La forma en que diseñamos las calles en los últimos 50 años carecía de multifuncionalidad, comodidades y microclima para actividades al aire libre agradables y locales. No todo el mundo puede tener un parque o un parque infantil a menos de 10 minutos a pie de su casa. No todo el mundo puede caminar 10 minutos. Hay muchas personas que no son lo suficientemente jóvenes o lo suficientemente fuertes para hacer esto. En tales situaciones, la propia calle debe ser capaz de hacerse cargo y adaptarse. Los arquitectos generalmente no están involucrados en el diseño de calles. Más bien se considera que no es un trabajo de muy alto nivel, no como los lugares históricos y simbólicos que nos gusta diseñar. Hay mucho trabajo por hacer en esta área también para los arquitectos y creo que las escuelas de arquitectura en general no son muy buenas para impartir ese tipo de conocimiento.
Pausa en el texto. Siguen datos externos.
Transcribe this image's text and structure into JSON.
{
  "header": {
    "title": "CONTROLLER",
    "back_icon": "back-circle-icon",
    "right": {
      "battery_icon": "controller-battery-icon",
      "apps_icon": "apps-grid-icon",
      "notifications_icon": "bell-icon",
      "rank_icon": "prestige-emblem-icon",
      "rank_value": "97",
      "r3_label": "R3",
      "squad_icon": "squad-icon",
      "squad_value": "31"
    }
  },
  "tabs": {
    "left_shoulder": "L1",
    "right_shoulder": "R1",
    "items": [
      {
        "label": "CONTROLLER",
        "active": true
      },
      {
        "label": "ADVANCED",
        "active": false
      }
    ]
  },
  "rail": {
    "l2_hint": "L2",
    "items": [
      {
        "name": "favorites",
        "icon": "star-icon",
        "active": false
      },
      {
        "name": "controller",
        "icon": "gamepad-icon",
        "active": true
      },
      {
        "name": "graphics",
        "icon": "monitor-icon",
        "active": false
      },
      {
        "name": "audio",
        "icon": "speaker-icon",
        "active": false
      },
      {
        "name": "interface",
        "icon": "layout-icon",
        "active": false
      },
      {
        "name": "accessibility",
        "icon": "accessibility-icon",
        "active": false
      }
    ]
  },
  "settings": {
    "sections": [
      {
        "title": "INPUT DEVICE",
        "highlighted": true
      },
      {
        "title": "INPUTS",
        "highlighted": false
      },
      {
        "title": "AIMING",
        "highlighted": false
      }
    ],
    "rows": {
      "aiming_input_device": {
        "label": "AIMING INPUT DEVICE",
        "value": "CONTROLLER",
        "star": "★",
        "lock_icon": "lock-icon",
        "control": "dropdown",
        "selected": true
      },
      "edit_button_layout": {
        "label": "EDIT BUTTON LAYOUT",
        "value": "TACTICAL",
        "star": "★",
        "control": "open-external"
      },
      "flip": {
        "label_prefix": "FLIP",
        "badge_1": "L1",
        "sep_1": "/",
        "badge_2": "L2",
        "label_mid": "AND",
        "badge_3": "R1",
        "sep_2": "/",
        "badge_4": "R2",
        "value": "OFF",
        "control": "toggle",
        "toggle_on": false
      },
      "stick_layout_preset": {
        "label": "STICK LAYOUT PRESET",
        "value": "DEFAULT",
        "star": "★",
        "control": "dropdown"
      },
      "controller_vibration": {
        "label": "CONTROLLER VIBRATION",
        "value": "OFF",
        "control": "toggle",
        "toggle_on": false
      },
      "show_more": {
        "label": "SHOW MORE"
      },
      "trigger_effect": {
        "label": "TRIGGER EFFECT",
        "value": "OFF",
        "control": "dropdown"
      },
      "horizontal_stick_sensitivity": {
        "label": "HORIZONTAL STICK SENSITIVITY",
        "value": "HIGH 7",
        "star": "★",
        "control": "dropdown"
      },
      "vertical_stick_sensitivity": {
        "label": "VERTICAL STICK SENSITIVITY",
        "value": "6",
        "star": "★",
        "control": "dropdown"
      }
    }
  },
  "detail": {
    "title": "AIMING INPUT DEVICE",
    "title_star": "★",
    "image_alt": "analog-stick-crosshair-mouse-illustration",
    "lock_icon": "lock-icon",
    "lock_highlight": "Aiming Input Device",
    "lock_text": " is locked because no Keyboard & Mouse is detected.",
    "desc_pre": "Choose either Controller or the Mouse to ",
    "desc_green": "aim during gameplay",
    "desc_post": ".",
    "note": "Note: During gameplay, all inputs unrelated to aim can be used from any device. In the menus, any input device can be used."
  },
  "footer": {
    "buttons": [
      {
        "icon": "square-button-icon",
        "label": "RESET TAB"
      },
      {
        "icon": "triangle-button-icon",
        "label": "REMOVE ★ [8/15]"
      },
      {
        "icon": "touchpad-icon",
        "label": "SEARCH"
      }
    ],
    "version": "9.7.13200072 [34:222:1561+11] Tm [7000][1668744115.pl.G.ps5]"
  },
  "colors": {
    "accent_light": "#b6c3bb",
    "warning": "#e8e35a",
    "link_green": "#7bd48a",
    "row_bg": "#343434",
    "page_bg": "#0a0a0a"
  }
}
Por otro lado, cuando pensamos en las implicaciones directas de la COVID-19, como el distanciamiento físico (social), muestra que realmente aumenta la capacidad de nuestros espacios, como las aceras, incluso para el lugar más pequeño donde pueden reunirse entre 5 y 10 personas: necesitan un tamaño diferente al que tienen ahora, si es que tienen alguno.
ACE: Hablemos del festival urbano Street Delivery, un evento que comenzó con la misión de hacer que las calles de la ciudad estuvieran más disponibles para su gente que para los coches.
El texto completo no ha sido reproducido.